1974’te CHP’li Celal Altınay tanzim satışı başlatan ilk başkan oldu: Herkesi ortak etti

İlk olarak 1953 yılında Menderes döneminde tanzim satış barakaları özel işletmecilerle kuruldu. Pahalılık bitmeyince Migros’un kurucusu, Senatör Duttweiller davet edilerek Migros’lar aracılığıyla bu iş yapılmaya çalışıldı. 1974 yılında CHP’li Kâğıthane Belediye Başkanı Celal Altınay, mülkiyeti belediyeye ait beş yerde tanzim satış mağazası açtı. Ardından diğer illerde ki CHP’li belediyeler de aynı yolu izledi.
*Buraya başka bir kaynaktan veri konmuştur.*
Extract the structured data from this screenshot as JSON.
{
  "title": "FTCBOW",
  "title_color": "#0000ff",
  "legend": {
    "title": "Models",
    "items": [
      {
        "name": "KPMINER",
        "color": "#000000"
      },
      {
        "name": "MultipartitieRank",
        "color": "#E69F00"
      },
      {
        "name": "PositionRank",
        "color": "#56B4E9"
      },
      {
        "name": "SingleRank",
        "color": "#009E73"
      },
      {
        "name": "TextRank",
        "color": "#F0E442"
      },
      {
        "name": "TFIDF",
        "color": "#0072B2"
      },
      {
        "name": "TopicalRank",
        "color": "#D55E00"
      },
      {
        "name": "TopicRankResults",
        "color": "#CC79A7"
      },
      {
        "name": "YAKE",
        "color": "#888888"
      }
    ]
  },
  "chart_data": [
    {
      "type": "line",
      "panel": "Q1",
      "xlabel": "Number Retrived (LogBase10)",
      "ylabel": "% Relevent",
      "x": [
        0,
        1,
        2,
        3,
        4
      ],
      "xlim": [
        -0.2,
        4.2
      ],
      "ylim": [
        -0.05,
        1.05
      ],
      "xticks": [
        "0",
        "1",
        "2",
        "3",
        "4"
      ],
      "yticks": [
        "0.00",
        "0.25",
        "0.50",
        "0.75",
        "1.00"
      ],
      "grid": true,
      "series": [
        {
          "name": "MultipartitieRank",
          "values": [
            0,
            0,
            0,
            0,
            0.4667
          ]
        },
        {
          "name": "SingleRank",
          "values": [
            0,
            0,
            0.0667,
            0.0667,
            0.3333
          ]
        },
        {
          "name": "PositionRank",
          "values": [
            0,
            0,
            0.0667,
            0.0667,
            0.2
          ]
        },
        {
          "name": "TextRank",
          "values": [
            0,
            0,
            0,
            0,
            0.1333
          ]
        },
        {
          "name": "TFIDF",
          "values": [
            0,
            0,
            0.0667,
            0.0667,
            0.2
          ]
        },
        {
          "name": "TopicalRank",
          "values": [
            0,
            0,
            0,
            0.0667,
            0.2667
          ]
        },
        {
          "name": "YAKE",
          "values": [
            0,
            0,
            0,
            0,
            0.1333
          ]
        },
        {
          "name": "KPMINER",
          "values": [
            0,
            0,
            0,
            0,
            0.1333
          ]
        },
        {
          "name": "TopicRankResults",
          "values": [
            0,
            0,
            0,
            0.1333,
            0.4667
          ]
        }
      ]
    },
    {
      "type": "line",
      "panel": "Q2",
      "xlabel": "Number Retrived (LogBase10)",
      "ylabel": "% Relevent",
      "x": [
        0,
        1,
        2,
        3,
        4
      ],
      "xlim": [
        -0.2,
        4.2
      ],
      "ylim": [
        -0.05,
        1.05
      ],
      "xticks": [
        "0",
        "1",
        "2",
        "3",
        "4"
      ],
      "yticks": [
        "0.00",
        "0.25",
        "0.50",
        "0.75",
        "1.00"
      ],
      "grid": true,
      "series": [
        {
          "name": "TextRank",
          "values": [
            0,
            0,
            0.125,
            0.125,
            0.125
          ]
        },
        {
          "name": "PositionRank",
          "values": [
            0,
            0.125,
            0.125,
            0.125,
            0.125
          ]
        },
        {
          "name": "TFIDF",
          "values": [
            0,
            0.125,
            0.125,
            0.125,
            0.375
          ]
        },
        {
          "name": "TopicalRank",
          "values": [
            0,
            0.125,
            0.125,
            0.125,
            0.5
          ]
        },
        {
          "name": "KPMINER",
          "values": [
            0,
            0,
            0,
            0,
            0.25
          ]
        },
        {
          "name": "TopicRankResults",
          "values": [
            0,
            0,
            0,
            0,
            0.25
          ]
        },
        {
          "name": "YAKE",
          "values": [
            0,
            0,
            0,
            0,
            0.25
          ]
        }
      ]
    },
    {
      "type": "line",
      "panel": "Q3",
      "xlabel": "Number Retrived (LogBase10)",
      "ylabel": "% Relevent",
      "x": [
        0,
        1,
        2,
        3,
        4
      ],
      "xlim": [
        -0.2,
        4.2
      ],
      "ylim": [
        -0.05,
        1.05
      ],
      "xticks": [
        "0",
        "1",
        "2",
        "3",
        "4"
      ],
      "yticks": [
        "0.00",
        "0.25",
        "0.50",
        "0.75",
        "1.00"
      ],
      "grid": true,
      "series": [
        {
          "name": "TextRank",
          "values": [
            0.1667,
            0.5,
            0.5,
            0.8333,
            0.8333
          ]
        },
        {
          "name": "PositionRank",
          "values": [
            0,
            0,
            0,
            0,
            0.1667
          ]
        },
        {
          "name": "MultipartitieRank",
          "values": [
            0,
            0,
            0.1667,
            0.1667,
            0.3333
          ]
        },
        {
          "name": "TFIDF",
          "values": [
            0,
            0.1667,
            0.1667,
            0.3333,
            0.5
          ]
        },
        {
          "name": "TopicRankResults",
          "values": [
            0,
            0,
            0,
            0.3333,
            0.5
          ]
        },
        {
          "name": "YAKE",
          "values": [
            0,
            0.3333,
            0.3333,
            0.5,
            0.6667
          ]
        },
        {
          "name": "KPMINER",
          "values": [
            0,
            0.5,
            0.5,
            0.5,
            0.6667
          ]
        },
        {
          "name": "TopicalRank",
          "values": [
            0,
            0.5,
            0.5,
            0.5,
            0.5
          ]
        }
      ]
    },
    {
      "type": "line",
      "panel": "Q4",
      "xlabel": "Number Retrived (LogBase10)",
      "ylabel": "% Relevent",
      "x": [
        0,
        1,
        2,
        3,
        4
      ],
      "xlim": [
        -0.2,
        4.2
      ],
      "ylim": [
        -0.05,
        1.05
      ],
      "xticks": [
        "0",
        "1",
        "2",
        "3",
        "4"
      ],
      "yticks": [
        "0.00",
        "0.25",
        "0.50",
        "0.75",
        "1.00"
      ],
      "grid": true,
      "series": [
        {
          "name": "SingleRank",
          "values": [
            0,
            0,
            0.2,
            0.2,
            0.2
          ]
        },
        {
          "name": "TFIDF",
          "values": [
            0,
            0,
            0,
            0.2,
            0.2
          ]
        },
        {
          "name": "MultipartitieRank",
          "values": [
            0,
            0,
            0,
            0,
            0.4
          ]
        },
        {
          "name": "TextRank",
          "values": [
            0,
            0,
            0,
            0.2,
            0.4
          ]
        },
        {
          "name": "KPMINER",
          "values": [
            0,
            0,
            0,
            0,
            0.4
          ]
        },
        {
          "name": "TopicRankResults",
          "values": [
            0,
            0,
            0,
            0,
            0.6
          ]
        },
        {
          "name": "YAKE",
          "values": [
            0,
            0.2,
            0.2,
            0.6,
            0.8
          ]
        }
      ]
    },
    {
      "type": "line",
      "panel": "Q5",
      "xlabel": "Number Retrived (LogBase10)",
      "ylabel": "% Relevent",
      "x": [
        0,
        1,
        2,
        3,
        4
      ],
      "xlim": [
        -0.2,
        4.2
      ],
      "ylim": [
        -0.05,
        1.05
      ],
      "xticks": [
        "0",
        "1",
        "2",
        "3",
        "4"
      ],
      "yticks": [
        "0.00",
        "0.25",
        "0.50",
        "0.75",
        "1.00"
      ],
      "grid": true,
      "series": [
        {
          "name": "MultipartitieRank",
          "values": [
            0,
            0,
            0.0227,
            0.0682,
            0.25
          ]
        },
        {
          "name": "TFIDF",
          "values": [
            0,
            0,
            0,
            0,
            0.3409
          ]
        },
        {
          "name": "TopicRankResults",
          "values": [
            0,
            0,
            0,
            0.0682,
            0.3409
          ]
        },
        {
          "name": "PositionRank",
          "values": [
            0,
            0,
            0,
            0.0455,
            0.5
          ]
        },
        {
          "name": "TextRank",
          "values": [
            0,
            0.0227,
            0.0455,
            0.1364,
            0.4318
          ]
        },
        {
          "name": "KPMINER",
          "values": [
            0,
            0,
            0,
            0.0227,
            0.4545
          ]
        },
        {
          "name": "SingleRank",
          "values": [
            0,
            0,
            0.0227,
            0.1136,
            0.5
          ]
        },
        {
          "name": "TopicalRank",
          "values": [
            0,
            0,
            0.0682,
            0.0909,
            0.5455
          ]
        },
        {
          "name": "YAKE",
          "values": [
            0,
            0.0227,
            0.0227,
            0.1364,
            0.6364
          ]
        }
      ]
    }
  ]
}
Yayınlanma: 16.02.2019 - 22:12
Abone Ol google-news

İktidarın enflasyonla mücadele kapsamında son hamlesi, tanzim satışlarla belli ürünleri ucuza satmak oldu. CHP döneminde karne vardı diyen iktidar medyası ise satış kuyruklarını görmedi.

Türkiye’de enflasyonun dizginlenemediği dönemlerde çoğunlukla akla gelir tanzim satış mağazaları. Özal dönemi hariç Menderes döneminden başlayarak tanzim satış mağazaları revize edilerek bir açıldı bir kapandı. 1953 Menderes döneminden 1974 CHP hükümetlerine kadar geçen sürede tanzim satış araçları ya da barakaları özel şahıslar tarafından işletildi. Özel şahısların devreden çıkarıldığı, mülkiyeti belediyeye ait ve işletmeciliğini de belediyenin yaptığı ilk tanzim satış mağazaları 1974’de ilkokul mezunu Kâğıthane Belediye Başkanı Celal Altınay tarafından Kâğıthane’nin beş ayrı mahallesinde açıldı. Altınay’dan sonra Yarımca ve İzmir belediyeleri de kendi bölgelerinde birbiri ardınca tanzim satış mağazaları açtılar. Ancak bu mağazaların sistemli bir şekilde açılması 1978’deki CHP hükümeti döneminde Maliye Bakanı Ziya Müezzinoğlu ile Yerel Yönetim Bakanı Mahmut Özdemir’in ortak projesiyle tanzim satışlar için İller Bankası’ndan döner sermayeye yatırım ödeneği koyması ile gerçekleşti. Özdemir tarafından TANSA adı verilen tanzim satış mağazaları zincirleri oluşturuldu.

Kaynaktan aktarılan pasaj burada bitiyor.